Mercatone, avvisi di fine indagine per otto persone per bancarotta fraudolenta
E’ passato un anno dalla notizia dell’indagine della guardia di finanza per bancarotta fraudolenta per distrazione che ha riguardato ex soci e amministratori del gruppo Mercatone Uno, accusati di aver «spogliato» la struttura commerciale per milioni di euro, attraverso una serie di sofisticate manovre finanziarie e societarie. Nei giorni scorsi, a otto di loro è stato notificato l’avviso di fine indagine, un atto che, di norma, prelude il rinvio a giudizio (oppure l’archiviazione del caso).
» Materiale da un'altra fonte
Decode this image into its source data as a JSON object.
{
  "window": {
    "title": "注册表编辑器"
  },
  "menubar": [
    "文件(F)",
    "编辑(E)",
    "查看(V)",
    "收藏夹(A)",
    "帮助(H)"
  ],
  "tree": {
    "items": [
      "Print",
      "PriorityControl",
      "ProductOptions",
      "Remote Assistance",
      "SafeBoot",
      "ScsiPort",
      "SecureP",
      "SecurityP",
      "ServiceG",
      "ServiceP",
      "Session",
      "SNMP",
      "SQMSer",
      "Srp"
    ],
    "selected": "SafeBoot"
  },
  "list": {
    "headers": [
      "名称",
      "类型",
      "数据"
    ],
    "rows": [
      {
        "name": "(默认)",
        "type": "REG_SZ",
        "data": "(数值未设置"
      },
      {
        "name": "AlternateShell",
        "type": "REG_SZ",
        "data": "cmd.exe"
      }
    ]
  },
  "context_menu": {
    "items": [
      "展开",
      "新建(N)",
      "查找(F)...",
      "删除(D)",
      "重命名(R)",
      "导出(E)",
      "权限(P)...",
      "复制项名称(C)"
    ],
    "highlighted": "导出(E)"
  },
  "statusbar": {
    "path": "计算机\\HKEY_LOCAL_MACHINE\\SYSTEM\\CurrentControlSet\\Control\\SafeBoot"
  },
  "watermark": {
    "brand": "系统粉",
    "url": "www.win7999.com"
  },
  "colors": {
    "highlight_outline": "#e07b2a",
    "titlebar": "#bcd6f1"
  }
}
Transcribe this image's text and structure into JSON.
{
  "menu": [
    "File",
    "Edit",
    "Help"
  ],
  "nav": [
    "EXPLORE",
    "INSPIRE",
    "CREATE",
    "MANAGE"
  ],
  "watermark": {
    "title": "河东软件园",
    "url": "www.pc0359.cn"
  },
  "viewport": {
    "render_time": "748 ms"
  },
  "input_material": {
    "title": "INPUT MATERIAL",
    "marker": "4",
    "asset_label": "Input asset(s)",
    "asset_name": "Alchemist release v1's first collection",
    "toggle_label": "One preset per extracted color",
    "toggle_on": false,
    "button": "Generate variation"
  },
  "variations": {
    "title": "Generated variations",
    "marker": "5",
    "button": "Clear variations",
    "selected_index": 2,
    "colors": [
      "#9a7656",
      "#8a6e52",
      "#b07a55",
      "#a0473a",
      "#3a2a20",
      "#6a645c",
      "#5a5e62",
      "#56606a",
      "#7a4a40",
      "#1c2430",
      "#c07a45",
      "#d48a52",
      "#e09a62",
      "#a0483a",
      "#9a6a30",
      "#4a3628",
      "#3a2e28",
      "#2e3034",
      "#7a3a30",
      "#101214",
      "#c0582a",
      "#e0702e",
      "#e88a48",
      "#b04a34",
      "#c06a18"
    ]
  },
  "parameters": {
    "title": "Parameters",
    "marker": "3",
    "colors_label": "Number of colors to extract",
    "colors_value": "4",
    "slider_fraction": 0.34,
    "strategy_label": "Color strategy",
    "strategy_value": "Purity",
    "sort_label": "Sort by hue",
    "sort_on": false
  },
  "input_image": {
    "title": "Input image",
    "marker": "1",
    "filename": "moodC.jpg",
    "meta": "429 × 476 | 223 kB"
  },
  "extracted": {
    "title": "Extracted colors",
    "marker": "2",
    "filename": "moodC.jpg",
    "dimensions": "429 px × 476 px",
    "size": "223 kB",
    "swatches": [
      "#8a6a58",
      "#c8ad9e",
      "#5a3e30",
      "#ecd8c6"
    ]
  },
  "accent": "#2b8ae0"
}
L’avviso è arrivato alle figlie del patron Romano Cenni, deceduto nel marzo dello scorso anno, ossia Elisabetta, Susanna e Micaela, al socio storico Luigi Valentini e al figlio Gianluca, a Ilaro Ghiselli, Giovanni Beccari ed Ettore Bandieri, amministratore delegato della Mercatone Uno Holding Srl dal 2009 al 2013, rientrato nell’inchiesta in un secondo momento. Stralciate, invece, le posizioni di Giuseppina Bosi, moglie di Cenni, e della figlia di Valentini, Cristina.
La ricostruzione fatta dalle fiamme gialle, effettuata anche grazie all’apporto dei tre commissari che stanno curando la procedura di amministrazione straordinaria del gruppo Mercatone Uno, esaminava alcune operazioni avvenute negli anni compresi tra il 2005 e il 2013. Operazioni che, come avevano precisato dalla guardia di finanza, sarebbero riconducibili «ad un unico disegno ideato e finalizzato a depauperare il patrimonio dell’azienda privandola tra l’altro delle garanzie per le esposizioni esistenti soprattutto verso il sistema bancario».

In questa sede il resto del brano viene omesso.